Houston Chronicle

Big rise of migrant children at agency

- By Brandon Mulder

The claim: “Twice as many children are in Border Patrol custody under Biden than Trump peak in 2019.” — Gov. Greg Abbott.

Abbott, a Republican, made the claim in a March 30 tweet.

PolitiFact rating: True. Numbers from U.S. Customs and Border Protection verify this claim. The Trump administra­tion recorded 2,600 minors in Border Patrol custody in June 2019, which was the highest amount during President Donald Trump’s term.

As of March 29, 5,160 minors were in Border Patrol custody, waiting to be transferre­d to the Office of Refugee Resettleme­nt.

Discussion

Unaccompan­ied minors have been arriving at the U.S.-Mexico border in record numbers since President Joe Biden took office, and Republican leaders in border states have been quick to highlight the challenges the federal government is facing.

Abbott hammered the Biden administra­tion on border issues throughout March. First, he accused the administra­tion of “reckless border policies” that have released migrants who tested positive for COVID-19 into the U.S. More recently, the governor has focused on the uptick of unaccompan­ied minors arriving at the border.

“The Biden Admin. is unprepared for the crises they have caused,” Abbott continued in the tweet, adding that state police and National Guard forces have been dispatched to assist in the situation.

2019 was the last year border authoritie­s recorded a surge in migrant children and family crossings. And authoritie­s believe the number of encounters this year will surpass levels seen then.

Abbott’s claim cited an article published Tuesday by the Washington Examiner, a conservati­ve Washington, D.C., news site. Citing “federal data exclusivel­y obtained Monday evening,” the website reported the same claim. Customs and Border Protection confirmed the numbers.

In 2020, the Trump administra­tion stopped taking minors into custody after it implemente­d a policy that immediatel­y expelled all people crossing the border, including children, citing COVID-19 precaution­s.

The Biden administra­tion suspended that policy for children in January and now allows youngsters who cross the border alone to remain in the U.S. while they await immigratio­n court proceeding­s.

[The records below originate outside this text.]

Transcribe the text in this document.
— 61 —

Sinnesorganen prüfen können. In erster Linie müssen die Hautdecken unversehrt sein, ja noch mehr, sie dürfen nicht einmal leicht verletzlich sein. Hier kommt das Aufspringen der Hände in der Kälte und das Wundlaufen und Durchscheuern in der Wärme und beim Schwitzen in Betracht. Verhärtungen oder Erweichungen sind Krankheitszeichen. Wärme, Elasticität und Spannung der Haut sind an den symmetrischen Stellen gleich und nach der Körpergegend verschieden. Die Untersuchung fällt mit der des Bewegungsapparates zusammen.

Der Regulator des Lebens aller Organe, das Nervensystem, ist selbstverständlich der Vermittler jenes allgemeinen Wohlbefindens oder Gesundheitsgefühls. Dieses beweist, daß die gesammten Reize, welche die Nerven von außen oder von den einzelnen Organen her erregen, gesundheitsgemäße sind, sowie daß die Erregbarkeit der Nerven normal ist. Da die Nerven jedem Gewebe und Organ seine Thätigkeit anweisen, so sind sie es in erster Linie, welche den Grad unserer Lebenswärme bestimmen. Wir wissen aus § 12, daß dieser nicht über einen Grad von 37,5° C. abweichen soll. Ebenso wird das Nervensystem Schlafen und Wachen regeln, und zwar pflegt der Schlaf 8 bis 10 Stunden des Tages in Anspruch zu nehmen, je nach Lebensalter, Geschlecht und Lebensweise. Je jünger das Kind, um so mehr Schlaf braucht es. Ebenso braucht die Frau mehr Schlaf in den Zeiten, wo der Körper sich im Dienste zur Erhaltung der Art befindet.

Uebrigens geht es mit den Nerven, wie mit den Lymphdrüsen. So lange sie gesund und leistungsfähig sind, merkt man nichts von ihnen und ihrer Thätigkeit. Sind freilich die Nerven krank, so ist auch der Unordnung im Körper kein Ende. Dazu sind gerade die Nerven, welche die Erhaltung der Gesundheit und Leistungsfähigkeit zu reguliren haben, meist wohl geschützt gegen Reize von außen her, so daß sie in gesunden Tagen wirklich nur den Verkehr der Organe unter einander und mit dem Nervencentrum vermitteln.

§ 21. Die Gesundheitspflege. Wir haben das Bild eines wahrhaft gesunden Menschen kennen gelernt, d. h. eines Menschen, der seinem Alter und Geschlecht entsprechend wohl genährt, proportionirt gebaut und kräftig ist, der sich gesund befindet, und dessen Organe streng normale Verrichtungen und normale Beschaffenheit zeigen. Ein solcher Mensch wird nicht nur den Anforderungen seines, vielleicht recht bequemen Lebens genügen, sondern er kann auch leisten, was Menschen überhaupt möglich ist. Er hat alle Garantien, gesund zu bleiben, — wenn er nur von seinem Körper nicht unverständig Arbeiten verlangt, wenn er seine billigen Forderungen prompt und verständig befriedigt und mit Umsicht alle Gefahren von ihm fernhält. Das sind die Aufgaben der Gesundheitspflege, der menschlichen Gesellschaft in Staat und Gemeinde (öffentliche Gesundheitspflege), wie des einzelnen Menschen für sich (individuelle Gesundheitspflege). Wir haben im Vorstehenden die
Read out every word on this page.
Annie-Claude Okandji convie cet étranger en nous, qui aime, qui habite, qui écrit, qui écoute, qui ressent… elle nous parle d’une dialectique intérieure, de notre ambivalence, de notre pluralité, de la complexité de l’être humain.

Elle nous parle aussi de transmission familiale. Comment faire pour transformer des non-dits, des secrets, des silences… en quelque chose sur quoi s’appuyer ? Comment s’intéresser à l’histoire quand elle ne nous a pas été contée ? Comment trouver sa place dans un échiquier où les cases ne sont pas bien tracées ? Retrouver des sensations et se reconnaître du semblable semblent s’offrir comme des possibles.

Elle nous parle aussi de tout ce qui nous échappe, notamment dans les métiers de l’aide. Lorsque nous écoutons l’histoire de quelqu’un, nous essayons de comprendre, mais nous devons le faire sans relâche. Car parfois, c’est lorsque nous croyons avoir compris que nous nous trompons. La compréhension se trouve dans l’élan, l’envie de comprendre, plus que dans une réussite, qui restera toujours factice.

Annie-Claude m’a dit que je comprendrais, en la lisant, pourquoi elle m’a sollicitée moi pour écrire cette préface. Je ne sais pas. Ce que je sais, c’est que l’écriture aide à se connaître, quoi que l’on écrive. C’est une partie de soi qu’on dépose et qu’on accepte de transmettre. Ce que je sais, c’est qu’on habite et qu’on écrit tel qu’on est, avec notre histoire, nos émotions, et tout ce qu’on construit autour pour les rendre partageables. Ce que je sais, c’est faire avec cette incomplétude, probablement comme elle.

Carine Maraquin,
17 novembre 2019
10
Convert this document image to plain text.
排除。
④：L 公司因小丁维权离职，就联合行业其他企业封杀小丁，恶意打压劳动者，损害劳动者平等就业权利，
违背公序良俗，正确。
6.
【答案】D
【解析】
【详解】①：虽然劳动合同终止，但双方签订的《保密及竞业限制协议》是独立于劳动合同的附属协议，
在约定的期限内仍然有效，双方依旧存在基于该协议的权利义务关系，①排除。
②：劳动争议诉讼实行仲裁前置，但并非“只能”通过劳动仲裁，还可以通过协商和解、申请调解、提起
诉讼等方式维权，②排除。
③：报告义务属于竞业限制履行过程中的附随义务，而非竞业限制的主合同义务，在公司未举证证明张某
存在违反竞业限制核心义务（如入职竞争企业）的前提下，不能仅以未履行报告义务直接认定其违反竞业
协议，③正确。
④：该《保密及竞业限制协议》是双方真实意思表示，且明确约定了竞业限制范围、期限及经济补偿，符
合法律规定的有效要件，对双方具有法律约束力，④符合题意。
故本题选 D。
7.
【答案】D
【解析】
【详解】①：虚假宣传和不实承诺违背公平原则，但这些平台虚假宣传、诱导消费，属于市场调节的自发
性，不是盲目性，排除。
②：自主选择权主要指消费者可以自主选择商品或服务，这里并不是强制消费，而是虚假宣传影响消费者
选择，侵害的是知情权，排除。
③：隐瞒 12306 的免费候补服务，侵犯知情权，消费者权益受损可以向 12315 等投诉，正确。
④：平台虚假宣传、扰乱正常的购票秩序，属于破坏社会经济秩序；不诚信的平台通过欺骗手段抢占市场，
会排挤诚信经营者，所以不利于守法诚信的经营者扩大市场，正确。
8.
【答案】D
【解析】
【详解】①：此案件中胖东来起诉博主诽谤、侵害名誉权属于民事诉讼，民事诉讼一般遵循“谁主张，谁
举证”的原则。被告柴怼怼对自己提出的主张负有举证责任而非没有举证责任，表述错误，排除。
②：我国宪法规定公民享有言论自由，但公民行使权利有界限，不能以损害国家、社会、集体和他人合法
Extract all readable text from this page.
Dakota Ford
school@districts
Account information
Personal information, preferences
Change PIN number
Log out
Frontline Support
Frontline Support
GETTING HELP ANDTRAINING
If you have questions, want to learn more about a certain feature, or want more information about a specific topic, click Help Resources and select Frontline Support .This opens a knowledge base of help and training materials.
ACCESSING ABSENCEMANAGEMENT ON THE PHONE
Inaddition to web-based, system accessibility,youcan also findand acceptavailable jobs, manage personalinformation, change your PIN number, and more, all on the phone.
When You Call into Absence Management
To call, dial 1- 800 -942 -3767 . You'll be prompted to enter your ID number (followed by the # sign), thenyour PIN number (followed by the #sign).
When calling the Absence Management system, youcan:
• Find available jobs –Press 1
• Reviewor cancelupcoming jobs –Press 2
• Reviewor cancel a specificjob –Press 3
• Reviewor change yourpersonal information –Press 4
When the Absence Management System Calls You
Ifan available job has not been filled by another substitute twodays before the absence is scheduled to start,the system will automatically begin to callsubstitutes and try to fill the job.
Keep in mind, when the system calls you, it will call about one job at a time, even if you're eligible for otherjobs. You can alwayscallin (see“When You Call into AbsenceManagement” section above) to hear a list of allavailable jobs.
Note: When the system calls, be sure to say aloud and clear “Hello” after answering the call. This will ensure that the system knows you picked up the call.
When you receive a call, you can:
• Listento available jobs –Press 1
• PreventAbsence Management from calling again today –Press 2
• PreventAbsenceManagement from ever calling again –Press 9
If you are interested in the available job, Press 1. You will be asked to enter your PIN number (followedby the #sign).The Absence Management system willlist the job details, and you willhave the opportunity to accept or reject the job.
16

Migrant children can be held at Border Patrol facilities for a maximum of 72 hours, a rule set forth under the Traffickin­g Victims Protection Reauthoriz­ation Act of 2008. From there, children are referred to the Office of Refugee Resettleme­nt, within the U.S. Health and Human Services Department, which is tasked with providing care for the minors and connecting them with suitable sponsors.

But the strain the high number of migrant children has placed on the system has caused many minors to be held at the Border Patrol facilities beyond the 72hour limit. (The Trump administra­tion also struggled with meeting that limit.) As of March 30, for instance, more than 2,000 children being held at a Border Patrol facility in Donna had been there for more than 72 hours, according to Pro Publica.

“We need to do a better job of ensuring that HHS and ORR has greater capacity, and we need to speed up the transfer of these children from our custody to their custody much faster,” a senior Customs and Border Protection official told reporters during a March 26 briefing.

The Biden administra­tion has raced to establish greater capacity in the Office of Refugee Resettleme­nt to relieve the bottleneck within Border Patrol facilities. The agency has activated or opened what it calls influx care facilities, which are unlicensed care facilities that offer surplus shelter space and can be set up in a matter of weeks, and emergency intake sites, which are new facilities that serve as way stations for unaccompan­ied children moving from Border Patrol custody to Office of Refugee Resettleme­nt custody, according to the U.S. Committee for Refugees and Immigrants.

Many of these new or temporary shelters are being set up across Texas, including one in Houston.

It’s difficult to pinpoint the precise factors that are causing today’s numbers of unaccompan­ied children to double 2019’s peak, experts say.

Immigratio­n experts often separate migration drivers into two categories: push factors, or the conditions in origin countries that are causing people to leave home; and pull factors, or the conditions of a destinatio­n country that make it a more attractive place to live.

Immigratio­n policies in the U.S. are often listed as a significan­t pull factor, and Biden relaxing those policies after Trump’s immigratio­n austerity is often cited as a significan­t one.

But many experts say it’s the push factors in migrants’ home countries that are strong drivers of migration into the U.S.

In 2019, Honduras struggled with civil unrest and an increase in gang violence, while Guatemala wrestled with environmen­tal issues that affected the population’s food security.

Last year, Honduras, Guatemala and Nicaragua suffered two Category 4 hurricanes that struck the region within a two-week span. With millions left in need of aid, the hurricanes exacerbate­d poverty and worsened access to clean water, giving an extra nudge to people considerin­g northern migration.

“The hurricanes made a huge difference,” said Yael Schacher, senior U.S. advocate at Refugees Internatio­nal. “People were in a situation where they were just getting by, and then the hurricane wiped them out.”